What tends to happen with very old hard drives is that the friction between the heads and the disk surfaces becomes too high for the motor to spin the disk. The term that is often used is 'stiction' as the heads stick to the disk surface.
Modern disk drives tend to park the heads on a small ramp at the outer edge of the drive platters. The heads are on spring arms that push the heads towards the disks' surfaces, but when the disk is spinning air movement very close to the disk surface keeps the heads flying very close to the surface without actually touching. The ramps lift the heads slightly away from the disk so there is no contact when the disk stops spinning. When the drive is shutting down, the heads are moved to the parking place, and are normally locked there so any shocks to the drive while it is shut down do not move the heads back over the surface.
Older disks used a different method. They had part of the disk surface that was designated as the parking zone. Often this was near the centre of the disk rather than the outer edge as in the ramp system. On these drives, although the actual data part of the disk is very smooth, the parking zone can have small pimples on the surface. As the drives spins down the heads make contact on the landing zone. The little dimples mean that the area of the heads that contact the disk surface is very small, and the friction is low so the motor can spin up. After many stop/start cycles, the dimples and the heads get polished and the area of contact and hence the friction increases. The problem first appears when you have to attempt a drive start up several times, but eventually the stiction becomes to high and the drive will not spin up.

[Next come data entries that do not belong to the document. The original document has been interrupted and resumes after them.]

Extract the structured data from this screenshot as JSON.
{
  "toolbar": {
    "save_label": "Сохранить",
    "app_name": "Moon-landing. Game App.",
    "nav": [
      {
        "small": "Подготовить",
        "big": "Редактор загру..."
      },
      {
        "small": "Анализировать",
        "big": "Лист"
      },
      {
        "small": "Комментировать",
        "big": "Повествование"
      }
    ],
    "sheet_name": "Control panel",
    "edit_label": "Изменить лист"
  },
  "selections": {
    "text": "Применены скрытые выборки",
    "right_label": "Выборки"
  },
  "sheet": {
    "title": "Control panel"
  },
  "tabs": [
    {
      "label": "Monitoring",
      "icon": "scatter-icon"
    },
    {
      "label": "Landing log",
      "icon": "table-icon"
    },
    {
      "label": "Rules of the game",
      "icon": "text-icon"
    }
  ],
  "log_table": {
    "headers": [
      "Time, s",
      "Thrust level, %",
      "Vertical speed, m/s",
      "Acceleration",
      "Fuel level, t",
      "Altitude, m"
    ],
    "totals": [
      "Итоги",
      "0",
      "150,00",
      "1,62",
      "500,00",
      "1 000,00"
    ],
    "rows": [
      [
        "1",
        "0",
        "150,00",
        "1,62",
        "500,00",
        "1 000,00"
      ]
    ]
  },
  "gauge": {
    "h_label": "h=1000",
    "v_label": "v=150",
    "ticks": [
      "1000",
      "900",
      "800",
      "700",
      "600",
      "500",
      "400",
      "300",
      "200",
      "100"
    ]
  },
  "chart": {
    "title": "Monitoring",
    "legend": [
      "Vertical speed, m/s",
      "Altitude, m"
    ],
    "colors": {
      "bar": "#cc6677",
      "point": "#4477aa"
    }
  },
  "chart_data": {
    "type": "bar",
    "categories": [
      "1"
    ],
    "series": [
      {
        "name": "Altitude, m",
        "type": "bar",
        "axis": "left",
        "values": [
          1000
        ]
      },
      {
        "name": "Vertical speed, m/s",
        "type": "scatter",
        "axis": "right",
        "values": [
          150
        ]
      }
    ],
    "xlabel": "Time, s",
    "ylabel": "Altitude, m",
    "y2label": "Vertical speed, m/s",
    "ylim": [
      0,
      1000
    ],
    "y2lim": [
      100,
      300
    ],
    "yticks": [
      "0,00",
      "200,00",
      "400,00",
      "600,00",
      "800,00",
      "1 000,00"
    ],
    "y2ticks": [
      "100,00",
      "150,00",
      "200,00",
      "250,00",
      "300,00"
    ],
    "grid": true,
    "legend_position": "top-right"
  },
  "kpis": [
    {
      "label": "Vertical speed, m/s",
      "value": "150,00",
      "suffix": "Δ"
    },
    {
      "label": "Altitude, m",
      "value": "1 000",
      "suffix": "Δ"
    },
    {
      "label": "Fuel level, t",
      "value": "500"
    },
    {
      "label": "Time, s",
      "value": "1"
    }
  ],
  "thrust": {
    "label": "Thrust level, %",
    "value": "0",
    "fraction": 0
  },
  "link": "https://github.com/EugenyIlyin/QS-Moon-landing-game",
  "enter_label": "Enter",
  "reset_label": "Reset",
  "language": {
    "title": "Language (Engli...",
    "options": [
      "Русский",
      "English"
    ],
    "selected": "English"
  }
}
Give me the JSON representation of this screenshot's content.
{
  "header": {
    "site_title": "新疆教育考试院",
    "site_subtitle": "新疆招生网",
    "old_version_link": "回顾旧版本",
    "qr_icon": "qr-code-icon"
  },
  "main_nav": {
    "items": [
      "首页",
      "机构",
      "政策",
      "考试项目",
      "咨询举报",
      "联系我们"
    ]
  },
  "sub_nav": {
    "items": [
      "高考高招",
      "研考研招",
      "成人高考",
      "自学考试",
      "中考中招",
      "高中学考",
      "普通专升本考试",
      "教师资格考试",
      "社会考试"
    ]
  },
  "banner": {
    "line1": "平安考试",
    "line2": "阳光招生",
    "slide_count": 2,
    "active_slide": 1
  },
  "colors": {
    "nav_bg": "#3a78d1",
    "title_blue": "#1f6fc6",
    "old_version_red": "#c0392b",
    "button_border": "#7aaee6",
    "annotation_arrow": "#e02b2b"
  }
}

Sometimes you can get a brief respite from the problem by taking out the drive and holding it so that the disk axis is in line with your arm and the largest two faces of the drive are at right angles to your arm. Next, rotate your hand back and forth quickly as though you are turning a screw driver. The sudden rotation of the drive casing will try and drag the disk around with it inside the case. The mass of the disks will resist this, and if this is sufficiently vigorous then it may overcome the stiction. If you are lucky, the next time you power up, the disk may spin up as before.
If you succeed, keep the drive running until you have copied off everything you need to recover. This might include cloning the drive onto a replacement.
As an extra bit of information. If the drive loses power suddenly while it is running, then energy in the spinning disks is captured by the drive motor acting as a generator and this power is used to park the heads safely before the disk slows down too much.
I hope this helps.